Judy Clarke: Congratulations on a Job Well Done Representing Jared Loughner

November 9, 2012

I write today to honor Judy Clarke, whom I know personally and professionally. In my opinion, she is the best and most effective death penalty lawyer in this country. In no small measure, Jared Loughner, Ted Kaczynski and Susan Smith owe their lives to her.

You know about Jared Loughner. With malice in mind and armed with a gun, he showed up at a meet-and-greet event conducted by Congresswoman Gabrielle Giffords in a parking lot outside a supermarket in Tucson. He attempted to kill her by shooting her at point blank range in the head. She survived but six others, including a child, did not. Eleven others were wounded. Jared Loughner will not be executed for his horrific crimes. Instead, he will spend the rest of his life in prison.

Ted Kaczynski is better known as the Unabomber. He engaged in a nation-wide bombing campaign against modern technology between 1978 and 1995 by planting or mailing numerous home-made bombs, killing three people and injuring 23 others. He will not be executed for his crimes. Instead, he will spend the rest of his life in prison.

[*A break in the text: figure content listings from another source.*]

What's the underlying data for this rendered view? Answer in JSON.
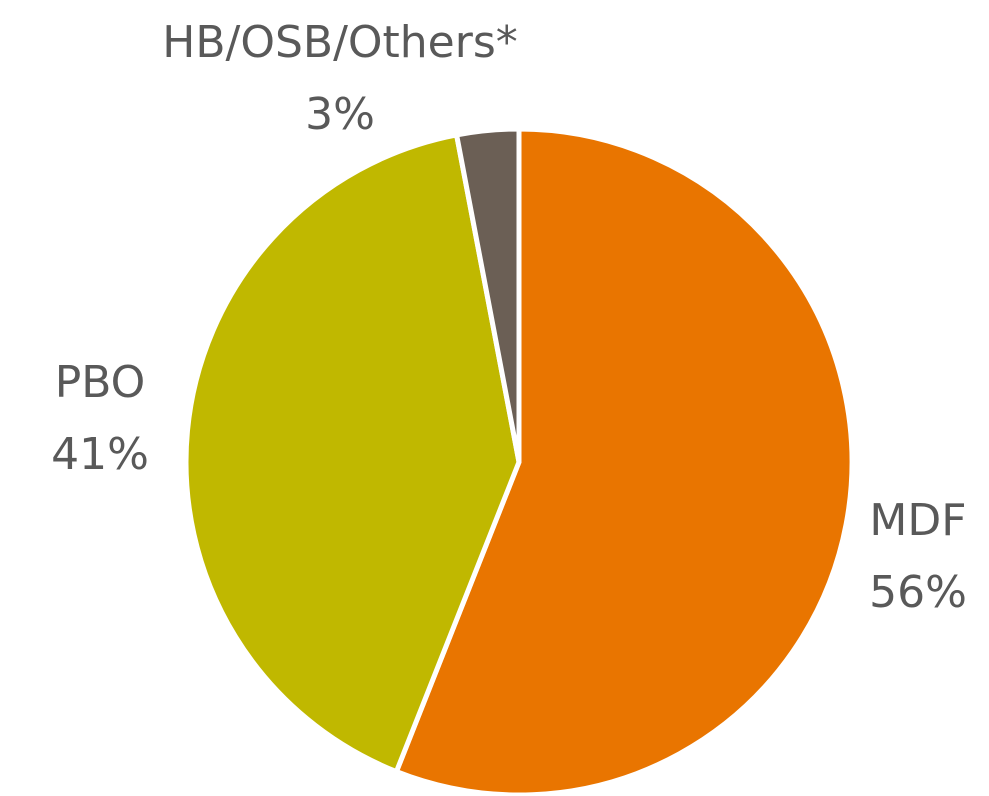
{
  "chart_data": {
    "type": "pie",
    "categories": [
      "MDF",
      "PBO",
      "HB/OSB/Others*"
    ],
    "values": [
      56,
      41,
      3
    ],
    "value_labels": [
      "56%",
      "41%",
      "3%"
    ],
    "colors": [
      "#e97500",
      "#c0b800",
      "#6b5f55"
    ]
  }
}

Susan Smith killed her two young boys by trapping them in her vehicle and driving it into a lake drowning them. She told the police that an African-American man stole her car with the two boys in it and she made a plea on national television for the return of her children. She later confessed to killing them and was convicted of their murders by a jury on July 22, 1995. Instead of sentencing her to death, a South Carolina jury spared her life and she will be eligible for parole on November 4, 2024.

Judy Clarke is almost invisible. She never seeks publicity and never attempts to try her cases in the court of public opinion. She treats her clients with the utmost respect and works quietly and diligently behind the scenes to gain their trust. She humanizes them to others. Perhaps better than any lawyer I know, she understands the First Commandment of Criminal Defense:

Thou canst not create a silk purse out of a sow’s ear, no matter how good you are. Some cases are dead-bang losers and you must be able to identify and dispose of them, if at all possible, without going to trial. That usually involves a plea bargain and a guilty plea.

She never shies away from a trial, however, and is very effective in trial, as the Susan Smith case proves. But she does not try loser cases, unless there is no alternative. The results speak for themselves.

Judy always gives credit to those who work with and assist her, realizing that she could not do what she does without their help.

I know how good you are, Judy.

Congratulations on your successful efforts to save Jared’s life.